If you type microLabel now, you should see a vector of names and associated colors.
b. Our next challenge is to plot these colors across the tips of our tree. To do this, we're going to use the points command. This command is used to give the X and Y coordinates of places on our figure where we'd like to place points. We can also specify what types of points we'd like to use with the pch command and what color we'd like these points to be using the previously generated microLabel vector. Let's first replot our tree, using the label.offset command to make room for the character data (you can play around with the label offset value to see how higher values move your taxon labels increasingly further away from the tree tips).
plot(anolisComparativeTree, cex=0.5, label.offset=2)
Once the tree is replotted, we're ready to add the points.
points(rep(104, length(anolisComparativeTree$tip.label)), 1:length(anolisComparativeTree$tip.label), pch=22, bg=microLabel[anolisComparativeTree$tip.label], cex=0.5, lwd=0.25)
It is important to realize that microLabel[anolisComparativeTree$tip.label] is crucial as it sorts the microLabel to match the the tip labels on the tree!
NOTE: The points command will only work if you already have a plotting window open. This is because points is trying to add points to an already existing figure. Go back and repeat the plotting function implemented in step 1a if you closed your Quartz window between then and now.
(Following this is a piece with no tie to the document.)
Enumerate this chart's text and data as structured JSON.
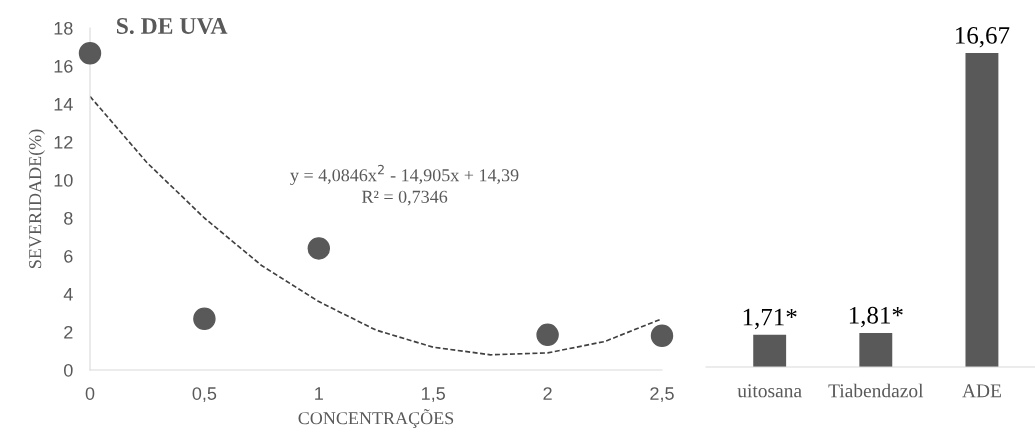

c. Now let's add scale bars that indicate the size of each species to this tree. The way we're going to do this is by telling R to make segments at the tips of our tree that scale with body size. To keep things simple, lets just put these segments to the right of the taxon names. The segments command works by connecting points in R's X/Y coordinate space with a line, or segment. We need to tell R where to start a segment on the X/Y axis and where to end this segment along the X/Y axis. The syntax for doing this involves telling R where to start and stop the segment involves (Xstart, Ystart, Xfinish, Yfinish). To make segments after the taxon names, we're going to start at 123 units down the x-axis (a value that we determine from the starting knowledge that our tree is 100 units long combined and subsequently playing around with possible values until we get the segments to appear after the taxon names). From this point, we extend a line whose length corresponds with the lizards body size using the following command:
>segments(rep(123,85), 1:85, rep(123,85) + SVL[anolisComparativeTree$tip.label], 1:85, lwd=2)
Further explanation of the segments command: This command is broken down into four parts: (1) starting X coordinates, (2) starting Y coordinates, (3) ending X coordinates, (4) ending Y coordinates. The first part of this command rep(123,85) uses the rep command to generate a vector that contains the value 123 repeated 85 times. We're doing this because we want to create a line for each of the 85 taxa in our tree, and we want all of these lines to start at an x-value of 123 (you may find that you need to adjust this value on a case-by-case basis to make the lines appear where you want them relative to the tips of your tree). The next command 1:85 tells R that we want lines to begin at integer values ranging from 1-85 on the Y axis: by convention, the tips of phylogentic trees are found at integer values along the Y axis. The next part of this command rep(123,85) + SVL[anolisComparativeTree$tip.label]} tells R how far lines will extend along the X-axis, in this case, they're going to be as long as the SVL value for the species in our dataset. The final part tells R that our segments will be horizontal lines by repeating the vector with integer values ranging from 1 to 85 for the final Y coordinates of each line.